Montana Code Annotated 2021



Part 3. Death Penalty

Evidence That May Be Received

46-18-302. Evidence that may be received. (1) (a) Subject to subsection (1)(b), in the sentencing hearing, evidence may be presented as to any matter the court considers relevant to the sentence, including but not limited to:

(i) the nature and circumstances of the crime;

(ii) the defendant's character, background, history, and mental and physical condition;

(iii) the harm caused to the victim and the victim's family as a result of the offense; and

(iv) any other facts in aggravation or mitigation of the penalty.

(b) Evidence of an aggravating circumstance may not be admitted or considered unless the defendant pleaded guilty to the offense and admitted the aggravating circumstance or the trier of fact found beyond a reasonable doubt that the aggravating circumstance existed.

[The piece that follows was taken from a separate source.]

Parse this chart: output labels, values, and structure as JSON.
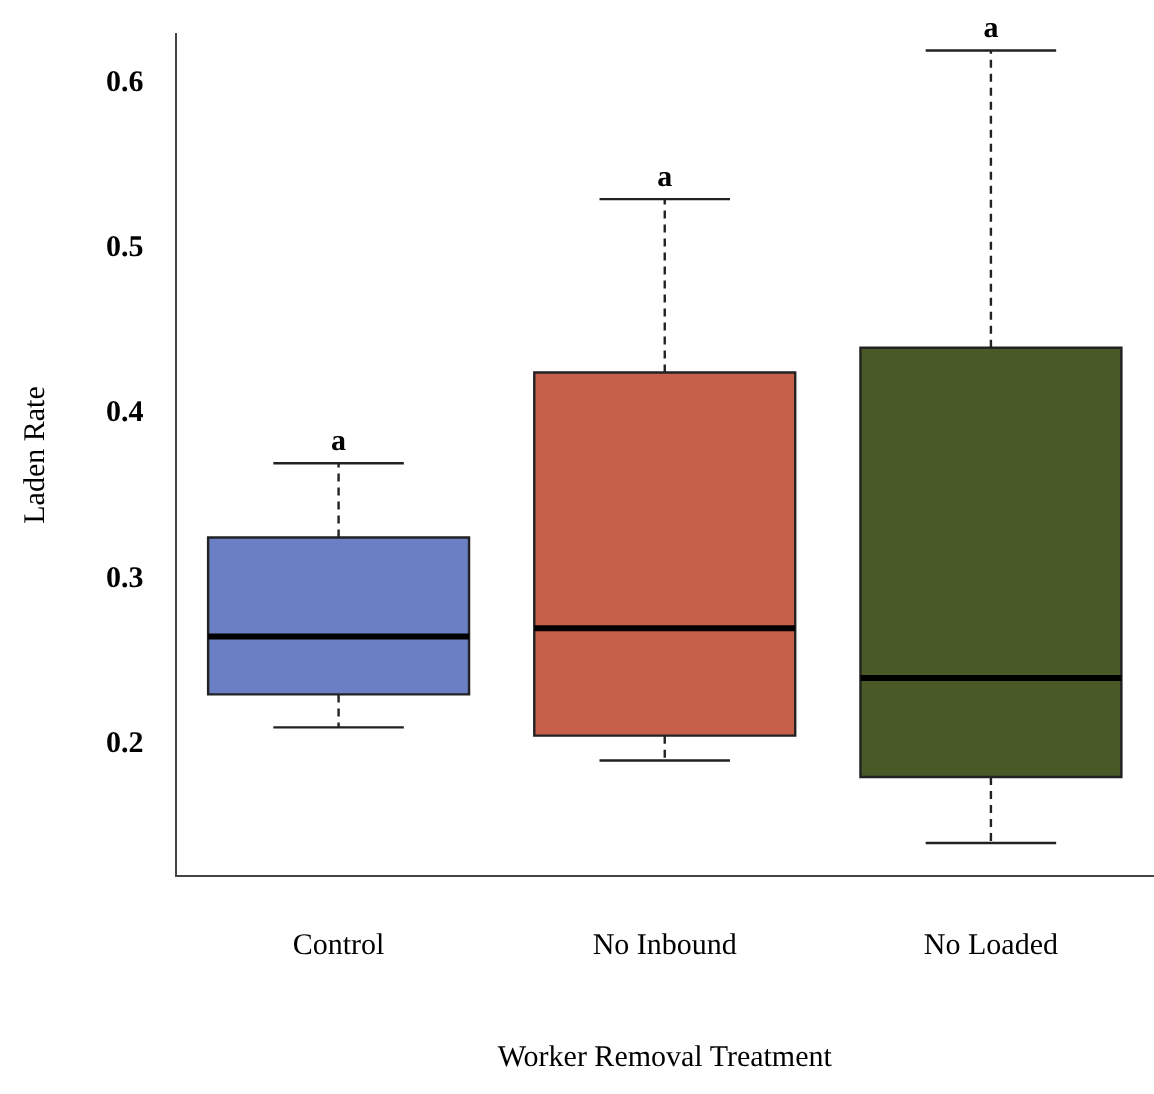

(2) Any evidence that the court considers to have probative force may be received regardless of its admissibility under the rules governing admission of evidence at criminal trials. Evidence admitted at the trial relating to aggravating or mitigating circumstances must be considered without reintroducing it at the sentencing proceeding. The state and the defendant or the defendant's counsel must be permitted to present argument for or against sentence of death.

History: En. 95-2206.7 by Sec. 2, Ch. 338, L. 1977; R.C.M. 1947, 95-2206.7; amd. Sec. 21, Ch. 125, L. 1995; amd. Sec. 2, Ch. 154, L. 2003.